“Of course. The king has ambitions, he wishes to make the Realm even greater, perhaps as great as the Alpiran Empire. There will be battles, Vaelin. Mighty, glorious battles, and we will see them, fight them.”
War is blood and shit… there’s no honour in it,
Makril’s words. Vaelin knew they would mean nothing to Caenis. He was knowledgeable and often frighteningly intelligent but he was also a dreamer. He had a mental library of a thousand stories and seemed to believe them all. Heroes, villains, princesses in need of rescue, monsters and magical swords. It all lived in his head, as vital and real as his own memories. “I think we have different notions of glory, brother,” Vaelin said as Scratch came bounding back with the ball in his jaws.
They waited for another hour but the boy didn’t come.
“He probably sold the knives,” Caenis said, after Vaelin had told him the story. “He’ll have tanked up on grog in a gutter somewhere, or gambled it away. Likely you’ll never see him again.”
They walked back to the stables, Vaelin tossing the ball into the air for Scratch to catch. “I’d rather believe he spent the money on shoes,” he said glancing back at the gate.
Part II
What is the body?
The body is a shell, the cradle of the soul.
What is the body without the soul?
Corrupted flesh, nothing more. Mark the passing of loved ones by giving their shell to the fire.
What is death?
Death is but a gateway to the Beyond and union with the Departed. It is both ending and beginning. Fear it and welcome it.
The Catechism of Faith
Verniers' Account
“It was Blood Rose, wasn’t it?” I asked. “The Lord Marshall at the Summertide Fair.”
“Al Hestian? Yes,” the Hope Killer replied. “Though he didn’t earn that name until the war.”

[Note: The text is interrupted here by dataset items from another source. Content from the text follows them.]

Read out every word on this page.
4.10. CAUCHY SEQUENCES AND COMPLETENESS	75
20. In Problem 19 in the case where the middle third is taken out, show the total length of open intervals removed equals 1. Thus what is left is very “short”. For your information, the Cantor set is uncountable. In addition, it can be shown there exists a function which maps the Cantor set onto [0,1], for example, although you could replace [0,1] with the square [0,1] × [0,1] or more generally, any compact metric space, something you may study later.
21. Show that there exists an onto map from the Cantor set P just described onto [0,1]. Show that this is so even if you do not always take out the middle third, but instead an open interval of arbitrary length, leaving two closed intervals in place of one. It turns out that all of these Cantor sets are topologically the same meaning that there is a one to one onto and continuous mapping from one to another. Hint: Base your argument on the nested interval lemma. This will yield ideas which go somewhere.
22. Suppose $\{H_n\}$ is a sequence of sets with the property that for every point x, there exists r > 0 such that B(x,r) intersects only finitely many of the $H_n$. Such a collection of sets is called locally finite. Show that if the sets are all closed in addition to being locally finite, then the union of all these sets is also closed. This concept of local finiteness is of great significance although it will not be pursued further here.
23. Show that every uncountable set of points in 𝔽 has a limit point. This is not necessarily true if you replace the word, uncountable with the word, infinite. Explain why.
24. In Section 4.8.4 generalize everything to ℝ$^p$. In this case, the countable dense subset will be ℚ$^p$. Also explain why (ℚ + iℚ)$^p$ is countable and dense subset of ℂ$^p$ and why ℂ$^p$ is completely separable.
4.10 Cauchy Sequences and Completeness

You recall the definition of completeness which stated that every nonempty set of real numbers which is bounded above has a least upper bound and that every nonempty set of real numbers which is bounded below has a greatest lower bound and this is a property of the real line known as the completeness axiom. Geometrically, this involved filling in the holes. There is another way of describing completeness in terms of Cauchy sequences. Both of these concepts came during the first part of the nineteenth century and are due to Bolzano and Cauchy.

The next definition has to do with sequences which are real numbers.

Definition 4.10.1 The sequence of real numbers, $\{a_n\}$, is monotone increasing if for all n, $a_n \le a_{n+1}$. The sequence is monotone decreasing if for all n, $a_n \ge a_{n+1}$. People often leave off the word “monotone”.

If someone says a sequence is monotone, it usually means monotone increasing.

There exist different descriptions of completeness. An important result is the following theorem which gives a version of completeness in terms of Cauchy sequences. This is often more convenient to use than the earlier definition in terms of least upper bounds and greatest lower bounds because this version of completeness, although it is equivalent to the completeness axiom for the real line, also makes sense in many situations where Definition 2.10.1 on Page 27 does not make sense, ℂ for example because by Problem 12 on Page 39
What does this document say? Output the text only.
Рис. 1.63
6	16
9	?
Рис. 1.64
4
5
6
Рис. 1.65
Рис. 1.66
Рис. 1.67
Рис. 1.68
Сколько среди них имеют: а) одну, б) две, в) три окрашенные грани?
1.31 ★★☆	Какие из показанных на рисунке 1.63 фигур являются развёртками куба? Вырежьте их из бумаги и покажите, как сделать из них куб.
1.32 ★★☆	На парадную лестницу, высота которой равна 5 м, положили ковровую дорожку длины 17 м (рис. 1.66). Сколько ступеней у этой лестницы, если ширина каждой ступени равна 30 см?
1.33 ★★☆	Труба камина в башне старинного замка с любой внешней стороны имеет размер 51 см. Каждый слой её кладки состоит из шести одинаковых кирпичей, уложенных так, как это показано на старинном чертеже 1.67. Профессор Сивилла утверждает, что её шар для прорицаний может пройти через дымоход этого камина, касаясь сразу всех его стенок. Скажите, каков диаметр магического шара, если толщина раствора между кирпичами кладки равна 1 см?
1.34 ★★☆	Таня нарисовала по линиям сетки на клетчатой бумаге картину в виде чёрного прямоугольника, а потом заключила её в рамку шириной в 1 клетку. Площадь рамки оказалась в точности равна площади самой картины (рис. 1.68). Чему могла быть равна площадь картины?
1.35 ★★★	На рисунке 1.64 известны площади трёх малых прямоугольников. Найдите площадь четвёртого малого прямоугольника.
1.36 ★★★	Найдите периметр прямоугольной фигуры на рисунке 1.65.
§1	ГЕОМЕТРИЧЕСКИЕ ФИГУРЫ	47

I drew a line under the passage I had just set down, finding myself nearly out of ink. “A moment,” I said, rising to open my chest and extract another bottle and some more parchment. I had filled several pages already and worried that I might exhaust my supply. I hesitated before opening the chest, finding his hateful sword propped against it. Seeing my discomfort he reached for the weapon, resting it on his knees.
“The Lonak have a superstition that imbues their weapons with the souls of the enemies they kill,” he said. “They give names to their warclubs and knives, imagining them possessed of the Dark. My people have no such illusions. A sword is just a sword. It’s the man who kills, not the blade.”